El primer paso dicen que es el más complicado.

Aunque el arte del diálogo se me da decentemente bien, mover mi maravilloso trasero y someterme a los extraños juegos que mi querida cita tenía preparados para mí me daba, cuanto menos, pocas ganas de acudir a nuestra velada.

Nunca había ido a un encuentro como este, y era precisamente mi inexperiencia la que me hacía visualizarme como una especie de ser inepto y extrañamente optimista que se somete voluntariamente a algo que sabe, o cuanto menos sospecha, que no va a ser capaz de afrontar.

Ya lo veía escrito en mi lápida:

CRÓNICA DE UNA MUERTE ANUNCIADA.

Pero ni mis maravillosos pensamientos motivadores, ni mis pocas ganas de verme abocada a un estrepitoso ridículo me paralizaron.

Las ganas que tenía de salir de mi zona de confort eran mayores que cualquier otro sentimiento que pudiera experimentar, y fruto de una curiosidad feroz allí me encontraba, lista para morir.

Una vez superada la primera cita y después de todo lo que uno puede desear de un primer encuentro satisfactorio: mucho sudor, jadeos, trotes varios, sentadillas profundas y una paz mental inusitada, me sentí como nunca antes.

Imaginándome ahogada en mi propio sudor (o en mi propio vómito), siendo incapaz de seguir el ritmo a ningún ser que frecuentase aquel sitio, sorprendida me hallaba cuando lo que encontré de mi fue a alguien capaz.

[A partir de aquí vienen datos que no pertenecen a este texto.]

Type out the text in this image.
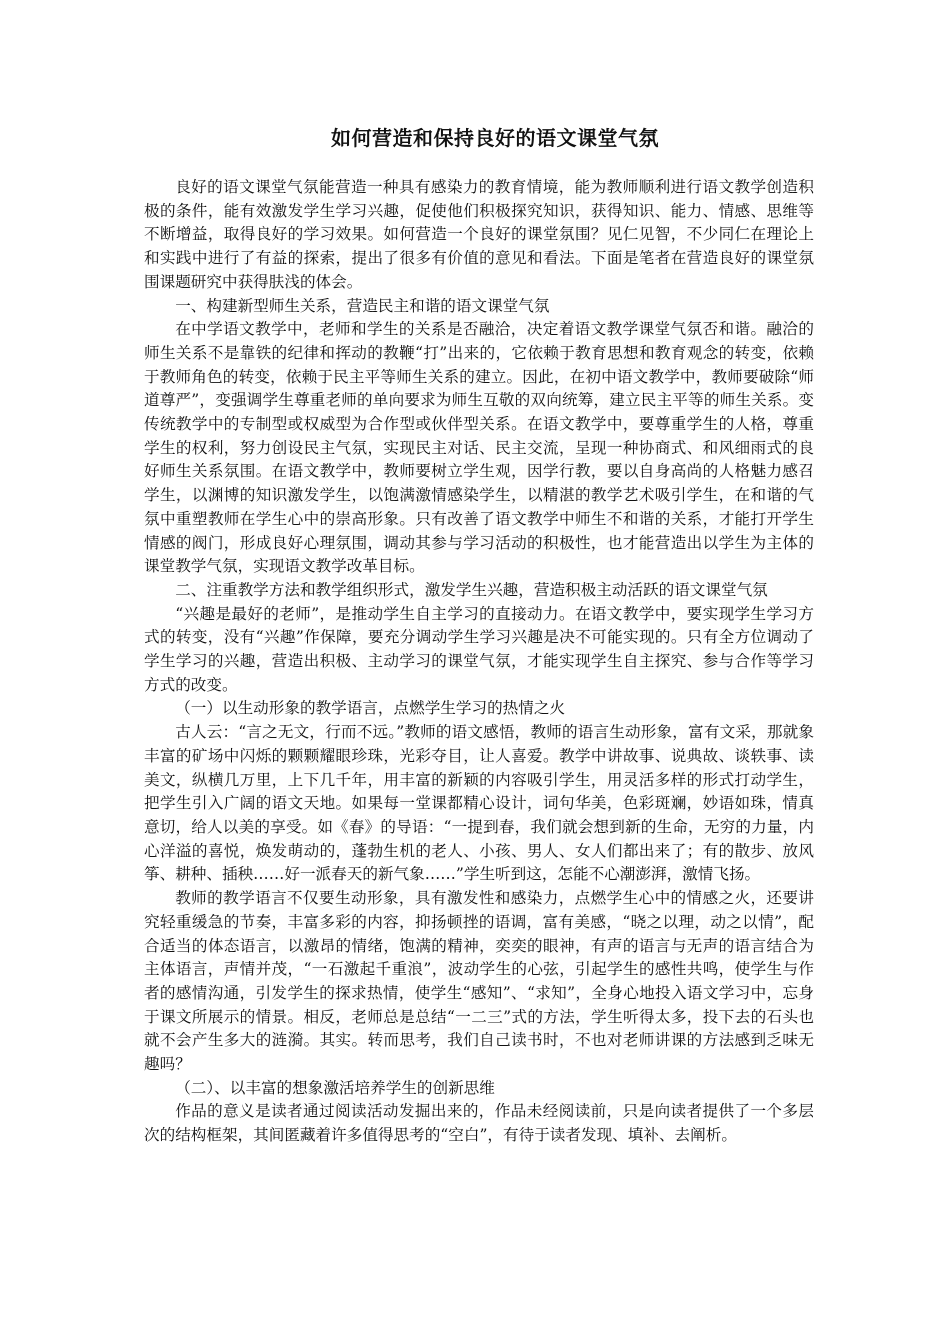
如何营造和保持良好的语文课堂气氛

良好的语文课堂气氛能营造一种具有感染力的教育情境，能为教师顺利进行语文教学创造积极的条件，能有效激发学生学习兴趣，促使他们积极探究知识，获得知识、能力、情感、思维等不断增益，取得良好的学习效果。如何营造一个良好的课堂氛围？见仁见智，不少同仁在理论上和实践中进行了有益的探索，提出了很多有价值的意见和看法。下面是笔者在营造良好的课堂氛围课题研究中获得肤浅的体会。

一、构建新型师生关系，营造民主和谐的语文课堂气氛

在中学语文教学中，老师和学生的关系是否融洽，决定着语文教学课堂气氛否和谐。融洽的师生关系不是靠铁的纪律和挥动的教鞭“打”出来的，它依赖于教育思想和教育观念的转变，依赖于教师角色的转变，依赖于民主平等师生关系的建立。因此，在初中语文教学中，教师要破除“师道尊严”，变强调学生尊重老师的单向要求为师生互敬的双向统筹，建立民主平等的师生关系。变传统教学中的专制型或权威型为合作型或伙伴型关系。在语文教学中，要尊重学生的人格，尊重学生的权利，努力创设民主气氛，实现民主对话、民主交流，呈现一种协商式、和风细雨式的良好师生关系氛围。在语文教学中，教师要树立学生观，因学行教，要以自身高尚的人格魅力感召学生，以渊博的知识激发学生，以饱满激情感染学生，以精湛的教学艺术吸引学生，在和谐的气氛中重塑教师在学生心中的崇高形象。只有改善了语文教学中师生不和谐的关系，才能打开学生情感的阀门，形成良好心理氛围，调动其参与学习活动的积极性，也才能营造出以学生为主体的课堂教学气氛，实现语文教学改革目标。

二、注重教学方法和教学组织形式，激发学生兴趣，营造积极主动活跃的语文课堂气氛

“兴趣是最好的老师”，是推动学生自主学习的直接动力。在语文教学中，要实现学生学习方式的转变，没有“兴趣”作保障，要充分调动学生学习兴趣是决不可能实现的。只有全方位调动了学生学习的兴趣，营造出积极、主动学习的课堂气氛，才能实现学生自主探究、参与合作等学习方式的改变。

（一）以生动形象的教学语言，点燃学生学习的热情之火

古人云：“言之无文，行而不远。”教师的语文感悟，教师的语言生动形象，富有文采，那就象丰富的矿场中闪烁的颗颗耀眼珍珠，光彩夺目，让人喜爱。教学中讲故事、说典故、谈轶事、读美文，纵横几万里，上下几千年，用丰富的新颖的内容吸引学生，用灵活多样的形式打动学生，把学生引入广阔的语文天地。如果每一堂课都精心设计，词句华美，色彩斑斓，妙语如珠，情真意切，给人以美的享受。如《春》的导语：“一提到春，我们就会想到新的生命，无穷的力量，内心洋溢的喜悦，焕发萌动的，蓬勃生机的老人、小孩、男人、女人们都出来了；有的散步、放风筝、耕种、插秧……好一派春天的新气象……”学生听到这，怎能不心潮澎湃，激情飞扬。

教师的教学语言不仅要生动形象，具有激发性和感染力，点燃学生心中的情感之火，还要讲究轻重缓急的节奏，丰富多彩的内容，抑扬顿挫的语调，富有美感，“晓之以理，动之以情”，配合适当的体态语言，以激昂的情绪，饱满的精神，奕奕的眼神，有声的语言与无声的语言结合为主体语言，声情并茂，“一石激起千重浪”，波动学生的心弦，引起学生的感性共鸣，使学生与作者的感情沟通，引发学生的探求热情，使学生“感知”、“求知”，全身心地投入语文学习中，忘身于课文所展示的情景。相反，老师总是总结“一二三”式的方法，学生听得太多，投下去的石头也就不会产生多大的涟漪。其实。转而思考，我们自己读书时，不也对老师讲课的方法感到乏味无趣吗？

（二）、以丰富的想象激活培养学生的创新思维

作品的意义是读者通过阅读活动发掘出来的，作品未经阅读前，只是向读者提供了一个多层次的结构框架，其间匿藏着许多值得思考的“空白”，有待于读者发现、填补、去阐析。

Me convencía a mí misma de no plantarme en cualquier momento, o de seguir, repetición tras repetición a una más, y a otra y a otra, cosa que muchos de los que me rodeaban no parecían hacer, y que me otorgaban en ese preciso instante un poder desconocido.

Vaya, no estoy tan mal, ¿no?

Habiendo vivido en mis propias carnes lo que era aquello, me prometí a mí misma no saltarme ni un entrenamiento, ser constante y sacarle todo el jugo a lo que el Crossfit tenía que ofrecerme. 

A día de hoy y más de tres meses después de esa promesa no he hecho más que disfrutar de las mieles que tenía por descubrir de este deporte, enamorándome cada día de lo que me hace sentir y de cómo ha cambiado la forma en que yo misma me concibo.

El hecho de entregarme libre y voluntariamente a dos entrenamientos semanales donde me dejo la piel y me convierto en un tomate sudoroso e hipertrofiado ha hecho que me vea como una tía dura, disciplinada, y con un par de ovarios como una catedral.

Me siento mil veces mejor.

Me atrevería a decir que hasta me caigo mejor.

Descubrir el placer de la incomodidad y el sacrificio por lo que merece la pena es un camino que he transitado poco, un placer adulto al que no todo el mundo está dispuesto a sucumbir.

Ya no espero unas ganas locas cada día que voy a entrenar. 

Son muchísimos los días en los que entro al box preguntándome quién cojones me ha empujado hasta allí y por qué, pero una vez que empiezo a cumplir repeticiones y mi cuerpo empieza a transpirar más que los Geox entonces comienza mi verdadero disfrute y me siento tan vital como una niña en un parque.

Cada vez que salgo de mi gimnasio pienso extasiada: “Dios mío qué paliza, estoy reventada. QUÉ MARAVILLA”

Es un placer masoquista.

El Crossfit es mi Christian Grey y yo su Anastasia.

Gracias a él he aprendido a dejar pasar las justificaciones “cómodas” de mi cerebro para quedarme estancada donde quiera que me encuentre, segura, sin riesgo ni ventura.

Y sin gloria.

La gloria de saberme capaz de todo aquello que me haya propuesto.